7. 7 Posted by Mark Hurst on 18 Sep, 2014 01:11 AM

   

   Aha! It works if I use CURLOPT_CAINFO. For example:
    
   curl_setopt($this->_resource, CURLOPT_CAINFO, "C:/***/cacert.pem");
    
   (I downloaded cacert.pem from http://curl.haxx.se/docs/caextract.html)
    
   Now I just have to figure out how to do this by config instead of by editing CurlAdapter.php

   • Edit

8. 8 Posted by Mark Hurst on 18 Sep, 2014 01:42 AM

   

   Ok, found a config solution. I set curl.cainfo = C:/***/cacert.pem in my php.ini and restarted apache. Thanks, we got there eventually :-)

   • Edit

9. Support Staff 9 Posted by Marc Guyer on 18 Sep, 2014 12:03 PM

   

   That's good news! What version of openssl are you using?

   • Edit

10. 10 Posted by Mark Hurst on 22 Sep, 2014 08:06 PM

    

    I'm currently using 0.9.8y for development but I guess this needs to be updated to 1.0.1g...?

    • Edit

11. Support Staff 11 Posted by Marc Guyer on 22 Sep, 2014 08:12 PM

    

    Hi Mark -- Well, I suppose it's typically a good idea to use a recent version. I suspect that version 0.9.8y has a significant number of security vulnerabilities.

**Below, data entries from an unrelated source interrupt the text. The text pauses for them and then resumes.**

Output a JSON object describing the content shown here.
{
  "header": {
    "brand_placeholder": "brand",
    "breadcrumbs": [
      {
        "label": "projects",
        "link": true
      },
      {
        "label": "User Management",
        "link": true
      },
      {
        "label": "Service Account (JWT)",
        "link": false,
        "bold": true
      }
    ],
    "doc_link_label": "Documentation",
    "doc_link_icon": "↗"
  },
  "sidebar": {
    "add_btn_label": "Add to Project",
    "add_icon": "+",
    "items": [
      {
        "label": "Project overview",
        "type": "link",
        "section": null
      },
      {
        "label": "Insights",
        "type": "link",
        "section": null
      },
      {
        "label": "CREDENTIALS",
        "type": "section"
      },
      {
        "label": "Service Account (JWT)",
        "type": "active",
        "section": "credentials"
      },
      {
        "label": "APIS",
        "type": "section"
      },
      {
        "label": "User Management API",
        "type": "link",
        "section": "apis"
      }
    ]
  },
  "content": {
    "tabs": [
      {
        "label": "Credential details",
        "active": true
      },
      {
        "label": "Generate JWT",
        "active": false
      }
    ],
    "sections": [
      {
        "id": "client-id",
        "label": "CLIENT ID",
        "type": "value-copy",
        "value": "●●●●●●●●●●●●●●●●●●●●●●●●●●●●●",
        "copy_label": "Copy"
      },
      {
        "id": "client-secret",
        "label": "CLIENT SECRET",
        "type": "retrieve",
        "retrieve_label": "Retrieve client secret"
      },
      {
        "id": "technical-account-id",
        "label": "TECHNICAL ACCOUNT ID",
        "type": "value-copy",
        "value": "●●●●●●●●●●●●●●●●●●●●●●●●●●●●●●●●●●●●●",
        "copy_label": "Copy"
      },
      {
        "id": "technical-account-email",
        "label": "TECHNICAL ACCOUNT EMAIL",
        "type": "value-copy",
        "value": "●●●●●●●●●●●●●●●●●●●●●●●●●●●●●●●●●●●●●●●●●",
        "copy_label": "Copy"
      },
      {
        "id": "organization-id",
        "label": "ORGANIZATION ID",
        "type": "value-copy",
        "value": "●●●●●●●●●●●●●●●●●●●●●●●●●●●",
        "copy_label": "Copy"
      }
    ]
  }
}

    The reason I asked is because I think the root cert info is bundled with openssl. So, if the root certs have updated since your version of openssl, then you'd have the problem discussed in this thread. I suspect that you wouldn't have experienced this problem with a more recent version of openssl.

    • Edit

12. Marc Guyer closed this discussion on 22 Sep, 2014 08:12 PM.

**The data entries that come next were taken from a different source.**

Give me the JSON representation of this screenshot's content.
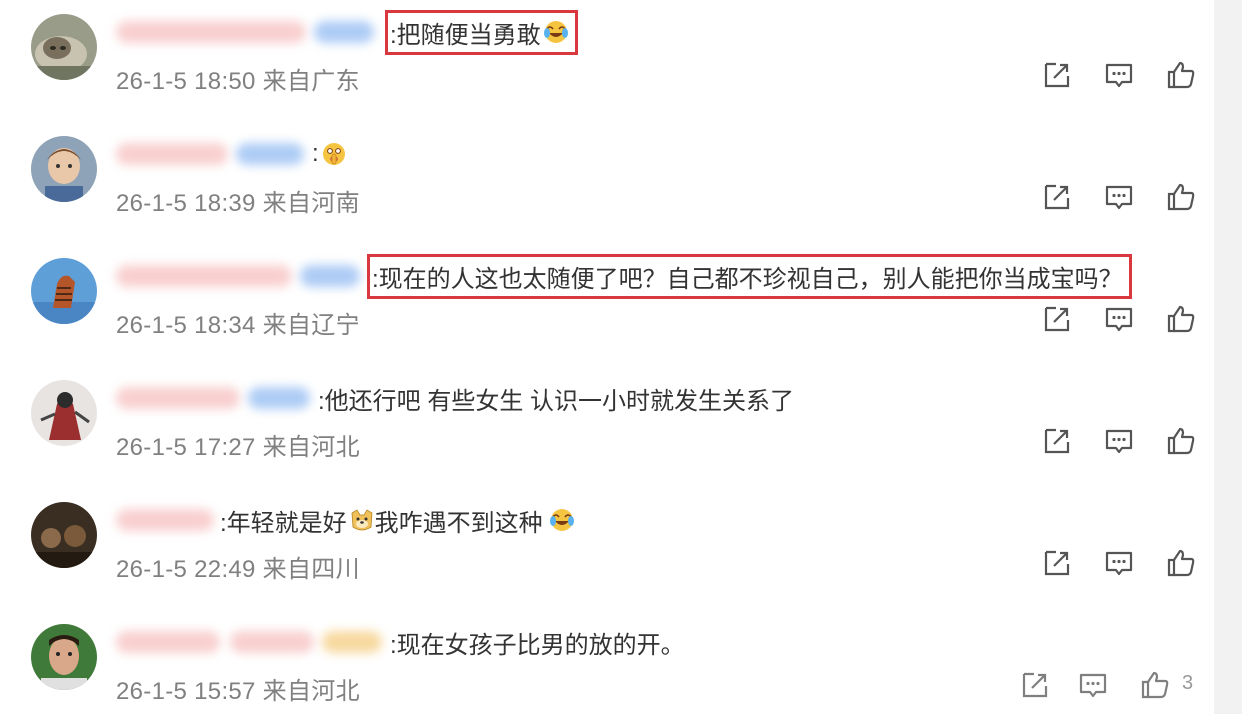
{
  "comments": [
    {
      "text": ":把随便当勇敢",
      "emoji": "laughing-crying-emoji",
      "time": "26-1-5 18:50",
      "location": "来自广东",
      "highlighted": true
    },
    {
      "text": ":",
      "emoji": "shushing-face-emoji",
      "time": "26-1-5 18:39",
      "location": "来自河南",
      "highlighted": false
    },
    {
      "text": ":现在的人这也太随便了吧？自己都不珍视自己，别人能把你当成宝吗？",
      "emoji": "",
      "time": "26-1-5 18:34",
      "location": "来自辽宁",
      "highlighted": true
    },
    {
      "text": ":他还行吧 有些女生 认识一小时就发生关系了",
      "emoji": "",
      "time": "26-1-5 17:27",
      "location": "来自河北",
      "highlighted": false
    },
    {
      "text_a": ":年轻就是好",
      "emoji_mid": "doge-emoji",
      "text_b": "我咋遇不到这种",
      "emoji": "laughing-crying-emoji",
      "time": "26-1-5 22:49",
      "location": "来自四川",
      "highlighted": false
    },
    {
      "text": ":现在女孩子比男的放的开。",
      "emoji": "",
      "time": "26-1-5 15:57",
      "location": "来自河北",
      "highlighted": false,
      "like_count": "3"
    }
  ],
  "icons": {
    "share": "share-icon",
    "reply": "comment-icon",
    "like": "thumbs-up-icon"
  },
  "colors": {
    "highlight_border": "#d9383f",
    "meta_text": "#808080",
    "body_text": "#333333"
  }
}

13. Marc Guyer re-opened this discussion on 22 Sep, 2014 08:19 PM

14. Support Staff 12 Posted by Marc Guyer on 22 Sep, 2014 08:19 PM

    

    Actually I see that they're still issuing security fixes for the 0.9.8 version and the 'y' release is fairly recent. I wonder if those security fixes include root cert updates. Probably not.

    • Edit

15. Marc Guyer closed this discussion on 22 Sep, 2014 08:19 PM.